Just over two years ago, the Supreme Court’s decision in South Dakota v. Wayfair overruled past precedent to allow states to impose sales tax obligations on out-of-state, largely online businesses. This decision was hailed as a potential windfall for states at the time, as legislators and state budget accountants giddily anticipated an influx of revenue.
Seemingly, the pandemic makes Wayfair even more important. States are facing substantial budget shortfalls as a locked-down economy and increased social spending take their toll on their bottom lines. While many states have been eagerly planning how to spend their windfall, any Wayfair-induced boost to revenue from online sales taxes is likely to pale in comparison to the budget deficits states will face elsewhere.

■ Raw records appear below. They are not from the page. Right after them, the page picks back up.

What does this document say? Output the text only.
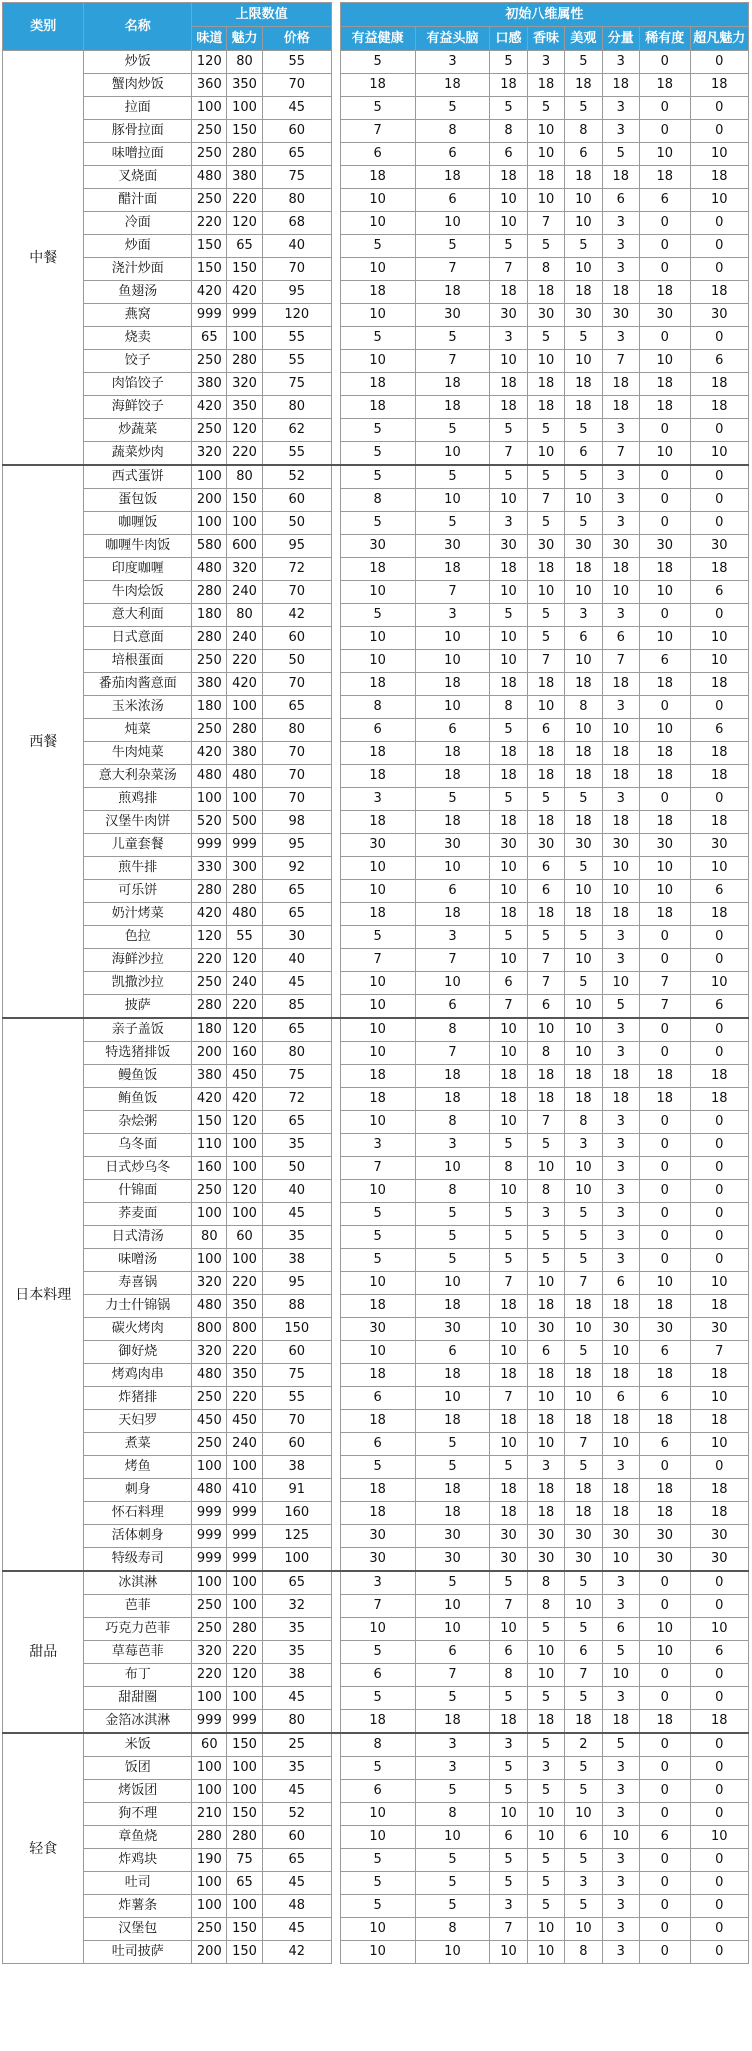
类别	名称	上限数值				初始八维属性							
		味道	魅力	价格		有益健康	有益头脑	口感	香味	美观	分量	稀有度	超凡魅力
中餐	炒饭	120	80	55		5	3	5	3	5	3	0	0
	蟹肉炒饭	360	350	70		18	18	18	18	18	18	18	18
	拉面	100	100	45		5	5	5	5	5	3	0	0
	豚骨拉面	250	150	60		7	8	8	10	8	3	0	0
	味噌拉面	250	280	65		6	6	6	10	6	5	10	10
	叉烧面	480	380	75		18	18	18	18	18	18	18	18
	醋汁面	250	220	80		10	6	10	10	10	6	6	10
	冷面	220	120	68		10	10	10	7	10	3	0	0
	炒面	150	65	40		5	5	5	5	5	3	0	0
	浇汁炒面	150	150	70		10	7	7	8	10	3	0	0
	鱼翅汤	420	420	95		18	18	18	18	18	18	18	18
	燕窝	999	999	120		10	30	30	30	30	30	30	30
	烧卖	65	100	55		5	5	3	5	5	3	0	0
	饺子	250	280	55		10	7	10	10	10	7	10	6
	肉馅饺子	380	320	75		18	18	18	18	18	18	18	18
	海鲜饺子	420	350	80		18	18	18	18	18	18	18	18
	炒蔬菜	250	120	62		5	5	5	5	5	3	0	0
	蔬菜炒肉	320	220	55		5	10	7	10	6	7	10	10
西餐	西式蛋饼	100	80	52		5	5	5	5	5	3	0	0
	蛋包饭	200	150	60		8	10	10	7	10	3	0	0
	咖喱饭	100	100	50		5	5	3	5	5	3	0	0
	咖喱牛肉饭	580	600	95		30	30	30	30	30	30	30	30
	印度咖喱	480	320	72		18	18	18	18	18	18	18	18
	牛肉烩饭	280	240	70		10	7	10	10	10	10	10	6
	意大利面	180	80	42		5	3	5	5	3	3	0	0
	日式意面	280	240	60		10	10	10	5	6	6	10	10
	培根蛋面	250	220	50		10	10	10	7	10	7	6	10
	番茄肉酱意面	380	420	70		18	18	18	18	18	18	18	18
	玉米浓汤	180	100	65		8	10	8	10	8	3	0	0
	炖菜	250	280	80		6	6	5	6	10	10	10	6
	牛肉炖菜	420	380	70		18	18	18	18	18	18	18	18
	意大利杂菜汤	480	480	70		18	18	18	18	18	18	18	18
	煎鸡排	100	100	70		3	5	5	5	5	3	0	0
	汉堡牛肉饼	520	500	98		18	18	18	18	18	18	18	18
	儿童套餐	999	999	95		30	30	30	30	30	30	30	30
	煎牛排	330	300	92		10	10	10	6	5	10	10	10
	可乐饼	280	280	65		10	6	10	6	10	10	10	6
	奶汁烤菜	420	480	65		18	18	18	18	18	18	18	18
	色拉	120	55	30		5	3	5	5	5	3	0	0
	海鲜沙拉	220	120	40		7	7	10	7	10	3	0	0
	凯撒沙拉	250	240	45		10	10	6	7	5	10	7	10
	披萨	280	220	85		10	6	7	6	10	5	7	6
日本料理	亲子盖饭	180	120	65		10	8	10	10	10	3	0	0
	特选猪排饭	200	160	80		10	7	10	8	10	3	0	0
	鳗鱼饭	380	450	75		18	18	18	18	18	18	18	18
	鲔鱼饭	420	420	72		18	18	18	18	18	18	18	18
	杂烩粥	150	120	65		10	8	10	7	8	3	0	0
	乌冬面	110	100	35		3	3	5	5	3	3	0	0
	日式炒乌冬	160	100	50		7	10	8	10	10	3	0	0
	什锦面	250	120	40		10	8	10	8	10	3	0	0
	荞麦面	100	100	45		5	5	5	3	5	3	0	0
	日式清汤	80	60	35		5	5	5	5	5	3	0	0
	味噌汤	100	100	38		5	5	5	5	5	3	0	0
	寿喜锅	320	220	95		10	10	7	10	7	6	10	10
	力士什锦锅	480	350	88		18	18	18	18	18	18	18	18
	碳火烤肉	800	800	150		30	30	10	30	10	30	30	30
	御好烧	320	220	60		10	6	10	6	5	10	6	7
	烤鸡肉串	480	350	75		18	18	18	18	18	18	18	18
	炸猪排	250	220	55		6	10	7	10	10	6	6	10
	天妇罗	450	450	70		18	18	18	18	18	18	18	18
	煮菜	250	240	60		6	5	10	10	7	10	6	10
	烤鱼	100	100	38		5	5	5	3	5	3	0	0
	刺身	480	410	91		18	18	18	18	18	18	18	18
	怀石料理	999	999	160		18	18	18	18	18	18	18	18
	活体刺身	999	999	125		30	30	30	30	30	30	30	30
	特级寿司	999	999	100		30	30	30	30	30	10	30	30
甜品	冰淇淋	100	100	65		3	5	5	8	5	3	0	0
	芭菲	250	100	32		7	10	7	8	10	3	0	0
	巧克力芭菲	250	280	35		10	10	10	5	5	6	10	10
	草莓芭菲	320	220	35		5	6	6	10	6	5	10	6
	布丁	220	120	38		6	7	8	10	7	10	0	0
	甜甜圈	100	100	45		5	5	5	5	5	3	0	0
	金箔冰淇淋	999	999	80		18	18	18	18	18	18	18	18
轻食	米饭	60	150	25		8	3	3	5	2	5	0	0
	饭团	100	100	35		5	3	5	3	5	3	0	0
	烤饭团	100	100	45		6	5	5	5	5	3	0	0
	狗不理	210	150	52		10	8	10	10	10	3	0	0
	章鱼烧	280	280	60		10	10	6	10	6	10	6	10
	炸鸡块	190	75	65		5	5	5	5	5	3	0	0
	吐司	100	65	45		5	5	5	5	3	3	0	0
	炸薯条	100	100	48		5	5	3	5	5	3	0	0
	汉堡包	250	150	45		10	8	7	10	10	3	0	0
	吐司披萨	200	150	42		10	10	10	10	8	3	0	0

Certainly, online retail has taken on a more and more significant role of late. E-retail was already a fast-growing industry, as online retail sales grew 16.6 percent year over year to the end of 2019, compared to just under 4 percent for the retail industry as a whole. The pandemic has further highlighted this divide — while the retail industry as a whole shrank by 1.3 percent in the first quarter of 2020, online commerce still grew by 2.4 percent.
Preliminary data beyond these official numbers continues to paint the (intuitive) picture that online commerce has thrived during the pandemic. Year over year, total retail sales have fallen 1.4 percent through May, while online commerce has grown 30.8 percent.
But here’s the thing: states have consistently overestimated how much revenue they could gain from taxing online sales from out-of-state companies. A National Taxpayers Union Foundation (NTUF) analysis one year after the Wayfair decision found that official revenue estimates from economic nexus taxes came in at around a quarter of what the National Conference of State Legislatures had estimated states could gain, and just under half of what the Government Accountability Office estimated.
Relative to the scope of state budgets, any boost from economic nexus taxes was looking paltry. Overall, the analysis found that online sales taxes generated revenues amounting to roughly 0.7 percent of state general fund revenue. Considering that several states are anticipating revenue decreases of more than 20 percent, not to mention increased spending, a 0.7 percent boost amounts to little more than finding a couple dollar bills in the couch when you’re trying to figure out how to pay your mortgage.
And simply looking at the previously listed numbers on the growth of e-retail during the pandemic to conclude that remote sales taxes will return more substantial revenues now would be to make the same mistake those overly optimistic Wayfair revenue estimates made.
Much of the growth in online retail has come from companies that were already taxable before Wayfair. For example, sales from consumers buying online then picking up their purchase in-store have increased by 248 percent compared to just before the pandemic. That’s “online retail,” but the presence of the physical pick-up location means the sale would have been taxable pre-Wayfair anyway. By the same token, most e-retail giants like Amazon and Walmart already collected sales tax in all 50 states prior to Wayfair — thus, any increase in sales on these platforms would likewise have been taxed anyhow.
Instead, the impact of Wayfair on the pandemic economy is that small- and medium-size businesses have to handle collection and remittance obligations all across the country in the middle of a pandemic and a recession. The administrative burden of collecting and filing sales taxes to states around the country with different tax rates and definitions is no small task in the best of times, and these are far from that.
Unfortunately, states and Congress have often failed to take basic steps to protect small businesses from unreasonable and unnecessary burdens, such as setting higher safe harbors for small sellers, providing a streamlined path to relief so small businesses can challenge unconstitutional burdens, and exempting non-taxable sales from counting towards economic nexus thresholds.
State budget shortfalls and the prospect of paltry amounts of revenue are no excuse for being deaf to the concerns of overburdened small businesses, even (or, especially) during a recession. State budget officials need to understand the limited nature of online sales tax revenues to see past the dollar signs in their eyes to the justified concerns of e-retail businesses.
Andrew Wilford is a policy analyst with the National Taxpayers Union Foundation, a nonprofit dedicated to tax policy research and education at all levels of government.